For more than 20 years, Guillaume Verdier has made a name for himself in the world of competitive sailing. Ultim, America’s Cup, Imoca, Class40, Mini… Dozens of winning boats bear his signature. A success he shares with his entire team.
After graduating in naval architecture in 1995, Guillaume Verdier joined the research programme at the University of Copenhagen. In 1997, Groupe Finot offered him a position in their team, allowing him to focus on open sea racing and take part in the design of boats striving for performance; 40, 50 & 60 footers on his chart table.
In 2001, Guillaume Verdier created his own naval architecture company and commissions soon flowed in. Alongside his team, he worked on independent projects and partnerships; with Yves Parlier, he took part in the design of the Hydraplaneur “Mediatis Region Aquitaine”.
In collaboration with Groupe Finot, he also rehabilitated the PRB 60-foot monohull. Finally, he partnered with the VPLP office, where he designed Safran and Bel’s 60-foot boats.
In 2004, Areva Challenge contacted him to take part in the conceptual design of the America’s Cup boat for the French team, in 2007, the same boat raced in the 32nd America’s Cup, which took place in Valencia, Spain.
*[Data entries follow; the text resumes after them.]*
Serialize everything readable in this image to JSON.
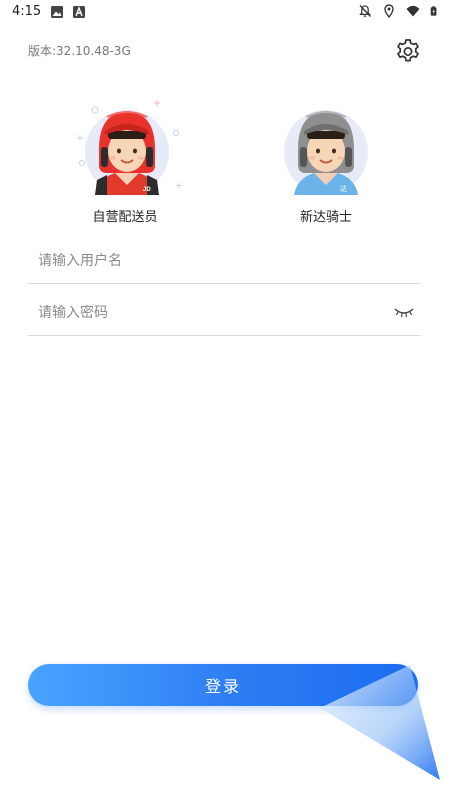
{
  "status_bar": {
    "time": "4:15",
    "left_icons": [
      "image-icon",
      "font-icon"
    ],
    "right_icons": [
      "notification-off-icon",
      "location-icon",
      "wifi-icon",
      "battery-icon"
    ]
  },
  "header": {
    "version": "版本:32.10.48-3G",
    "settings_icon": "gear-icon"
  },
  "roles": [
    {
      "label": "自营配送员",
      "helmet_color": "#e8322b",
      "shirt_color": "#e23a2d",
      "badge": "JD",
      "selected": true
    },
    {
      "label": "新达骑士",
      "helmet_color": "#8f8f8f",
      "shirt_color": "#6bb4ea",
      "badge": "达",
      "selected": false
    }
  ],
  "form": {
    "username": {
      "placeholder": "请输入用户名",
      "value": ""
    },
    "password": {
      "placeholder": "请输入密码",
      "value": "",
      "toggle_icon": "eye-closed-icon"
    }
  },
  "login": {
    "label": "登录"
  },
  "colors": {
    "accent": "#2c7cf3",
    "accent_light": "#4aa3ff",
    "divider": "#dcdcdc"
  }
}
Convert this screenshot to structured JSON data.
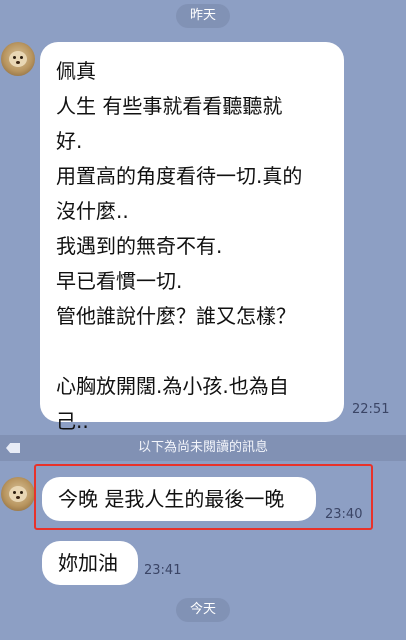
{
  "date_labels": {
    "yesterday": "昨天",
    "today": "今天"
  },
  "messages": [
    {
      "lines": [
        "佩真",
        "人生 有些事就看看聽聽就",
        "好.",
        "用置高的角度看待一切.真的",
        "沒什麼..",
        "我遇到的無奇不有.",
        "早已看慣一切.",
        "管他誰說什麼？誰又怎樣？",
        "",
        "心胸放開闊.為小孩.也為自",
        "己.."
      ],
      "time": "22:51"
    },
    {
      "text": "今晚 是我人生的最後一晚",
      "time": "23:40"
    },
    {
      "text": "妳加油",
      "time": "23:41"
    }
  ],
  "unread_divider": "以下為尚未閱讀的訊息",
  "highlight_color": "#e8322a",
  "background_color": "#8d9fc4"
}
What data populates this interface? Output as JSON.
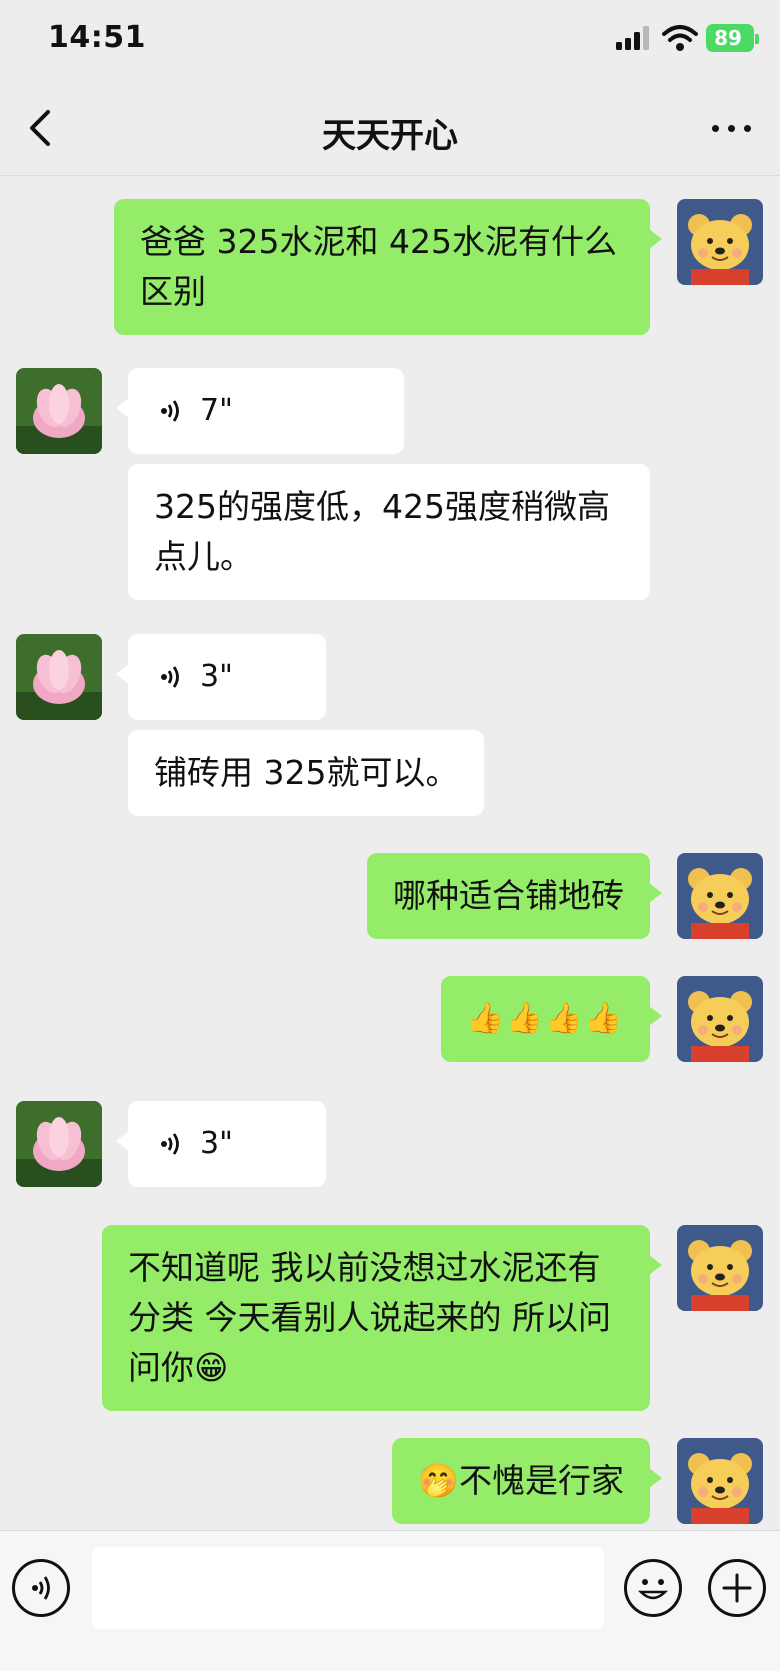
{
  "status": {
    "time": "14:51",
    "battery": "89"
  },
  "header": {
    "title": "天天开心"
  },
  "messages": [
    {
      "from": "me",
      "text": "爸爸 325水泥和 425水泥有什么区别"
    },
    {
      "from": "other",
      "type": "voice",
      "duration": "7\""
    },
    {
      "from": "other",
      "text": "325的强度低，425强度稍微高点儿。"
    },
    {
      "from": "other",
      "type": "voice",
      "duration": "3\""
    },
    {
      "from": "other",
      "text": "铺砖用 325就可以。"
    },
    {
      "from": "me",
      "text": "哪种适合铺地砖"
    },
    {
      "from": "me",
      "text": "👍👍👍👍"
    },
    {
      "from": "other",
      "type": "voice",
      "duration": "3\""
    },
    {
      "from": "me",
      "text": "不知道呢 我以前没想过水泥还有分类 今天看别人说起来的 所以问问你😁"
    },
    {
      "from": "me",
      "text": "🤭不愧是行家"
    }
  ],
  "icons": {
    "back": "chevron-left-icon",
    "more": "more-dots-icon",
    "voice_toggle": "voice-icon",
    "emoji": "emoji-icon",
    "plus": "plus-icon"
  },
  "colors": {
    "my_bubble": "#95ec69",
    "other_bubble": "#ffffff",
    "background": "#ededed",
    "battery": "#4cd964"
  }
}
Since then, Guillaume has taken part in several America’s Cup campaigns, notably with Team Emirates New Zealand, working on the AC75 FOR the 36th edition in 2021, which they won.
Studying hydrodynamic and aerodynamic shapes
“The office’s job is fascinating because it involves taking into consideration numerous inseparable parameters.
Our role not only considers drawing the lines of hulls. Quite the opposite, for a boat’s design to be harmonious, we work on hydrodynamic and aerodynamic shapes at the same time as on the structural calculations and performance predictions.
Concretely, a thick keel provides better rigidity and limits vibrations, but it will generate more hydrodynamic drag. The structural calculations must be linked to the hydrodynamic shape for the result to be coherent, homogenous and consistent with the objectives aimed for.”
“Our job consists in synthesizing all of these fields. We work with different computer programmes and we develop many tests, such as tank tests for hydrodynamics, or wind tunnel tests for the aerodynamics.
The multiple parameters provide a broad spectrum of possibilities. We can make specific choices according to the sailors or shipyards with whom we work. Adapting to our clients’ needs adds a fulfilling human dimension to our activity, which is essentially very scientific.
Lastly, working on race projects that are constantly evolving requires us to be at the cutting edge of new technologies. We ensure permanent monitoring and regularly undertake research.
Constant re-assessment and open-mindedness are absolutely crucial to the success of our projects.”